System configuration. We performed all our experiments on a system with two Intel Xeon E5-2697 v4 $@$ 2.30 GHz processors, each having 18 cores and 2 threads per core, totalling 72 threads and 128GB of RAM. The system runs 64 bit Ubuntu 18.04.2 LTS server with Linux kernel version 4.15.0-48-generic. LLOV is currently based on the LLVM/Polly version release 7.0.1 and can be upgraded to the latest LLVM/Polly versions with minimal changes.

Similar to Liao et al. [51], our experiments use two parameters: (i) the number of OpenMP threads and (ii) the input size for variable length arrays.
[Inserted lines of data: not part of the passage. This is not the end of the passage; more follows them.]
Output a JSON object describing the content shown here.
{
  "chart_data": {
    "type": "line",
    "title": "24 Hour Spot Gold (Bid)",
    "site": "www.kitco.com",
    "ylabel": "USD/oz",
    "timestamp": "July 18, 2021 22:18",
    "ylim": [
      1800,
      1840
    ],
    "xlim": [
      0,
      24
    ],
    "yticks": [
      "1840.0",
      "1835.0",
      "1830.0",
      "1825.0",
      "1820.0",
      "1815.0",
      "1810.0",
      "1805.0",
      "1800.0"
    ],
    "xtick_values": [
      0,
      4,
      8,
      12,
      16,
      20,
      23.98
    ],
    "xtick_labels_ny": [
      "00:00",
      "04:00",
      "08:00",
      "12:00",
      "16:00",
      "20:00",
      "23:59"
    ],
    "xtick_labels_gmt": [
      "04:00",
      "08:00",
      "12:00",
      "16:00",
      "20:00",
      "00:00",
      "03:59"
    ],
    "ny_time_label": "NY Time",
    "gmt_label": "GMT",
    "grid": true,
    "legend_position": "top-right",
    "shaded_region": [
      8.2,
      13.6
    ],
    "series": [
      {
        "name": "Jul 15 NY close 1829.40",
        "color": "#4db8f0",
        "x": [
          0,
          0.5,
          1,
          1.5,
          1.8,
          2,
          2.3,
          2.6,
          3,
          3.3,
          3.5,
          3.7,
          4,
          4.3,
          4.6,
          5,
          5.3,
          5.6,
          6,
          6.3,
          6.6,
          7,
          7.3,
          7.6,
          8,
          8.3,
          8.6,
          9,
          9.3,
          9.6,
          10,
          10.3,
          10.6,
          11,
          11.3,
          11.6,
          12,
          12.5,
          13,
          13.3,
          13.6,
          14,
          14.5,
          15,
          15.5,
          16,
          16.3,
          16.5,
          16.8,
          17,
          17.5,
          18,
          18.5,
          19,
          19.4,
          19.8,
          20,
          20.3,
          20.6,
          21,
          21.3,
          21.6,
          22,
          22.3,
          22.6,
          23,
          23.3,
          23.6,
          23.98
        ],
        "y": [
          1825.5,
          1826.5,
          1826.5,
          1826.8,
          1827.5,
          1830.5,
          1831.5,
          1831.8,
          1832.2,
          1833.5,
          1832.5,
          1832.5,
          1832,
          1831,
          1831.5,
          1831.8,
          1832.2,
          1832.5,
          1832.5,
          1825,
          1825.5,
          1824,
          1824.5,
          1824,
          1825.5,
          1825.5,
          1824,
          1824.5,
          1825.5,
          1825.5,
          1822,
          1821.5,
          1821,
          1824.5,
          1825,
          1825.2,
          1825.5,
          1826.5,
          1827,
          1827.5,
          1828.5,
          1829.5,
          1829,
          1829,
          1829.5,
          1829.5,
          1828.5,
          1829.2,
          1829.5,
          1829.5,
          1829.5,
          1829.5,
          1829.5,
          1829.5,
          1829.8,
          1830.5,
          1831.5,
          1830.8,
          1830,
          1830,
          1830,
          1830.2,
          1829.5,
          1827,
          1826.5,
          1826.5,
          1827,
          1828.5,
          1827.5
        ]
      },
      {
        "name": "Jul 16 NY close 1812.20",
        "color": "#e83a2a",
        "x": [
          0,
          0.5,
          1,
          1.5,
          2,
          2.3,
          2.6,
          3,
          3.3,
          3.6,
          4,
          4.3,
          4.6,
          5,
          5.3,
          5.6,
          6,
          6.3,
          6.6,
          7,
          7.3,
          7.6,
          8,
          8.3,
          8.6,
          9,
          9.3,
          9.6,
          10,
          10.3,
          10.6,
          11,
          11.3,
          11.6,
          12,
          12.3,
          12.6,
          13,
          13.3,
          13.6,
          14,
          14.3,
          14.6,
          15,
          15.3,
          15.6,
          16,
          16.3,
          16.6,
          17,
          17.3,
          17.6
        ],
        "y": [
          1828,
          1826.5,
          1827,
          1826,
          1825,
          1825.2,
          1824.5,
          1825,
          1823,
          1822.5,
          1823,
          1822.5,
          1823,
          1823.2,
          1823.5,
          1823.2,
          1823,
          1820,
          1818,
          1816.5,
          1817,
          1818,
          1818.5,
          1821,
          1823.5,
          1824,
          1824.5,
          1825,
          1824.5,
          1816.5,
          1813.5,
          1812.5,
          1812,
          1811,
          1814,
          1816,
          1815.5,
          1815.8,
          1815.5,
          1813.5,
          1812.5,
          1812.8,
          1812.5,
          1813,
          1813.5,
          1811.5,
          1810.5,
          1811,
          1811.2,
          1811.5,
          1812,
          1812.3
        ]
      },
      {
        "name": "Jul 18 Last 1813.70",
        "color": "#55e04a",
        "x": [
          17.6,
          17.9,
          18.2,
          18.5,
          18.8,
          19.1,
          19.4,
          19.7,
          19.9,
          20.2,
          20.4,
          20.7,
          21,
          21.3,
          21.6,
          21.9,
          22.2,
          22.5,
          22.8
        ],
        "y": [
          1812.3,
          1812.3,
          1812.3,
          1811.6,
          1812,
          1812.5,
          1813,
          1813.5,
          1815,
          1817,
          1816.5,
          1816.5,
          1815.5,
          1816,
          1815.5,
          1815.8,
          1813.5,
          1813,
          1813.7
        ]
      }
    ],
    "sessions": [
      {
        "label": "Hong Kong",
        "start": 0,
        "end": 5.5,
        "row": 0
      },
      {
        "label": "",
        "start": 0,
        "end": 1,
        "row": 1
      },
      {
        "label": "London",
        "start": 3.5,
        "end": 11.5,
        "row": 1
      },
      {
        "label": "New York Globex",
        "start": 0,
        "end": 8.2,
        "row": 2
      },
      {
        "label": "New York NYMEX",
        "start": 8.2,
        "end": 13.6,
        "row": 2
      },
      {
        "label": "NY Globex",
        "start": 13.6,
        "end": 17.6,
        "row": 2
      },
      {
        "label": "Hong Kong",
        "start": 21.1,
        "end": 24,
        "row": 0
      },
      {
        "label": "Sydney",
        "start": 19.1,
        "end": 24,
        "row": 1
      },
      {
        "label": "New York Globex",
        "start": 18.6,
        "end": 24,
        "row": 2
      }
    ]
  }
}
The number of threads that we considered for the experiments are $\lbrace 3,36,45,72,90,180,256\rbrace$. For the 16 variable length kernels, we considered 6 different array sizes as follows: $\lbrace 32,64,128,256,512,1024\rbrace$. With each particular set of parameters, we ran each of the 116 kernels 5 times. Both the number of threads and array sizes can be found in prior studies [51, 53] and we have used the same for uniformity. Since the dynamic tools depend on the execution order of the threads, multiple runs are required. The 16 kernels with variable length arrays were run $3{,}360$ (16 kernels $\times$ 7 thread sizes $\times$ 6 array sizes $\times$ 5 runs) times in total. The remaining 100 kernels were run $3{,}500$ (100 kernels $\times$ 7 thread sizes $\times$ 5 runs) times in total. For all experiments, we used a timeout of 600 s for compilation as well as execution separately.